Secretary Alex Azar was the head US delegate to the May meeting at the WHA (World Health Assembly) in which Ecuador was to introduce a supportive statement regarding breastfeeding. Most of us have heard the rest of the story.  Ecuador felt threatened and backed down and the Russian delegates made the introduction to support breastfeeding.  The US delegation says they did not threaten anyone.  But obviously something happened.

The US Deputy Secretary to Secretary Alex Azar is Eric D. Hargan who previously has been shareholder in a lobbying firm, Greenberg Traurig LLP.  Some of the lobbying firm's clients were Bayer (a pharmaceutical company that also manufactures infant formula), Albertson's Grocery, Samsung. etc.
https://www.opensecrets.org/revolving/rev_summary.php?id=71406

According to the Washington Examiner on the WHO meeting on sugar taxes,
"Eric Hargan, the U.S. deputy secretary for health and human services, reported that he was the commissioner who blocked advocacy for a levy on sugar on the said panel, arguing it was not clear that imposing taxes on sugary drinks like sodas and fruit juices would improve public health."
 https://www.washingtonexaminer.com/opinion/trump-administration-blocks-who-from-calling-for-sugar-taxes

Those who were appointed to the US Health and Human Services agency seem to side with business interests at the WHO.  One would suppose that this agency would be supportive of health promotion not business promotion.  But not to many people realize that the US Department of Health and Human Service owns patents.  They even own a patent on human lactoferrin (a component of human milk).

Patent #5948613, in which they state the following,

"Another embodiment of the present invention relates to a method of treating a condition in a patient characterized by a deficiency in lactoferrin by administering to the patient an amount of human lactoferrin according to the present invention in sufficient quantities to eliminate the deficiency. The conditions include neutropenia, AIDS, skin infection, gastrointestinal bacterial overgrowth syndrome, vaginal infection and septic shock."

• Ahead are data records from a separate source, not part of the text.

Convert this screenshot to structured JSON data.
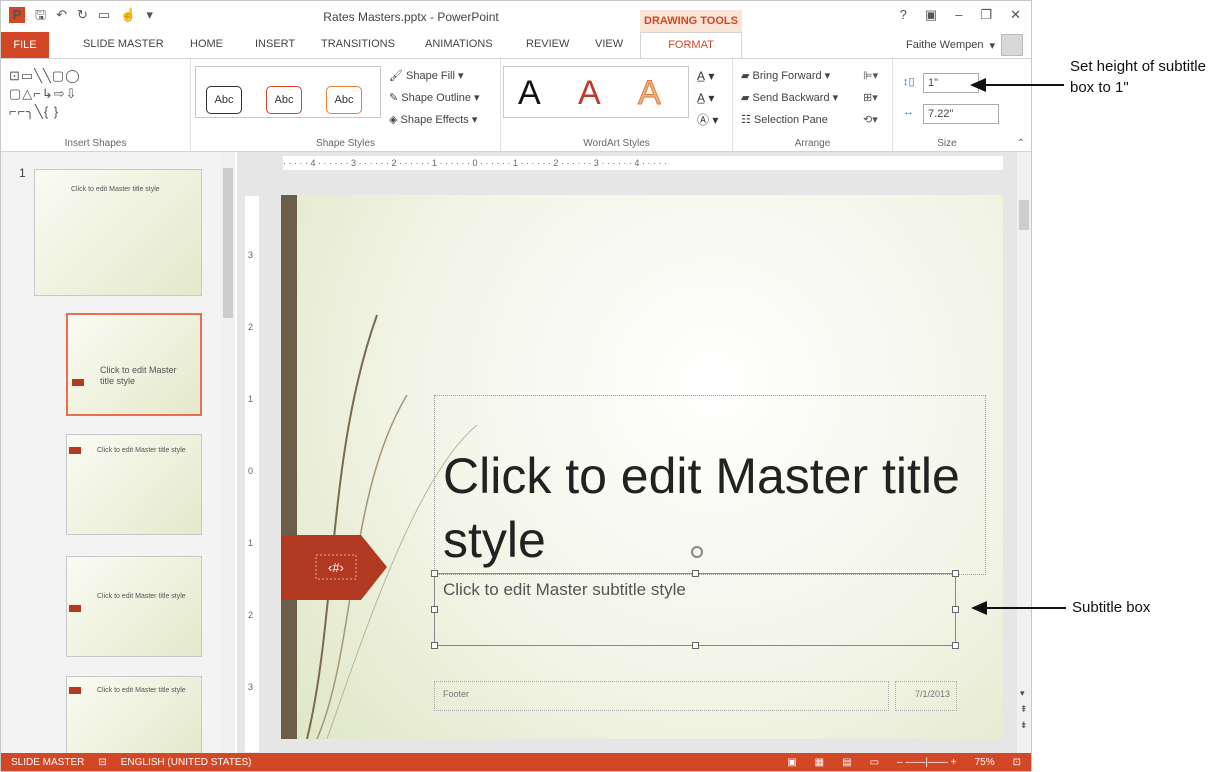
{
  "window": {
    "title": "Rates Masters.pptx - PowerPoint",
    "contextual_tab": "DRAWING TOOLS",
    "help": "?",
    "controls": [
      "▣",
      "–",
      "❐",
      "✕"
    ]
  },
  "tabs": [
    "FILE",
    "SLIDE MASTER",
    "HOME",
    "INSERT",
    "TRANSITIONS",
    "ANIMATIONS",
    "REVIEW",
    "VIEW",
    "FORMAT"
  ],
  "user": {
    "name": "Faithe Wempen"
  },
  "ribbon": {
    "groups": [
      "Insert Shapes",
      "Shape Styles",
      "WordArt Styles",
      "Arrange",
      "Size"
    ],
    "shape_style_samples": [
      "Abc",
      "Abc",
      "Abc"
    ],
    "shape_commands": [
      "Shape Fill ▾",
      "Shape Outline ▾",
      "Shape Effects ▾"
    ],
    "wordart_samples": [
      "A",
      "A",
      "A"
    ],
    "arrange_commands": [
      "Bring Forward ▾",
      "Send Backward ▾",
      "Selection Pane"
    ],
    "size": {
      "height": "1\"",
      "width": "7.22\""
    }
  },
  "thumbnails": [
    {
      "number": "1",
      "label": "Click to edit Master title style"
    },
    {
      "label": "Click to edit Master title style"
    },
    {
      "label": "Click to edit Master title style"
    },
    {
      "label": "Click to edit Master title style"
    },
    {
      "label": "Click to edit Master title style"
    }
  ],
  "ruler": {
    "h": "· · · · · 4 · · · · · · 3 · · · · · · 2 · · · · · · 1 · · · · · · 0 · · · · · · 1 · · · · · · 2 · · · · · · 3 · · · · · · 4 · · · · ·",
    "v": [
      "3",
      "2",
      "1",
      "0",
      "1",
      "2",
      "3"
    ]
  },
  "slide": {
    "title": "Click to edit Master title style",
    "subtitle": "Click to edit Master subtitle style",
    "footer": "Footer",
    "date": "7/1/2013",
    "page_number": "‹#›"
  },
  "status": {
    "view": "SLIDE MASTER",
    "language": "ENGLISH (UNITED STATES)",
    "zoom": "75%"
  },
  "callouts": {
    "height": "Set height of subtitle box to 1\"",
    "subtitle": "Subtitle box"
  },
  "colors": {
    "accent": "#d24726",
    "tag": "#b33a22"
  }
}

The patent was filed in 1996, so it is a dead patent.  A patent is valid for 20 years from date of filing, although extensions are possible.  Fascinating that the US Department of Health owned a patent that stated that human lactoferrin, a component of human milk, could eliminate a variety of health issues including AIDs.  Yet, they are not supportive of breastfeeding by women who test positive for hiv.  Maybe they forgot to read their own patent? Or maybe it is that money is the mother's milk of politics?
Copyright  2018 Valerie W. McClain

* "Money is the mother's milk of politics," is attributed to statements made in 1960's by California Democrat, Jesse Unruh, who died in the 1980's.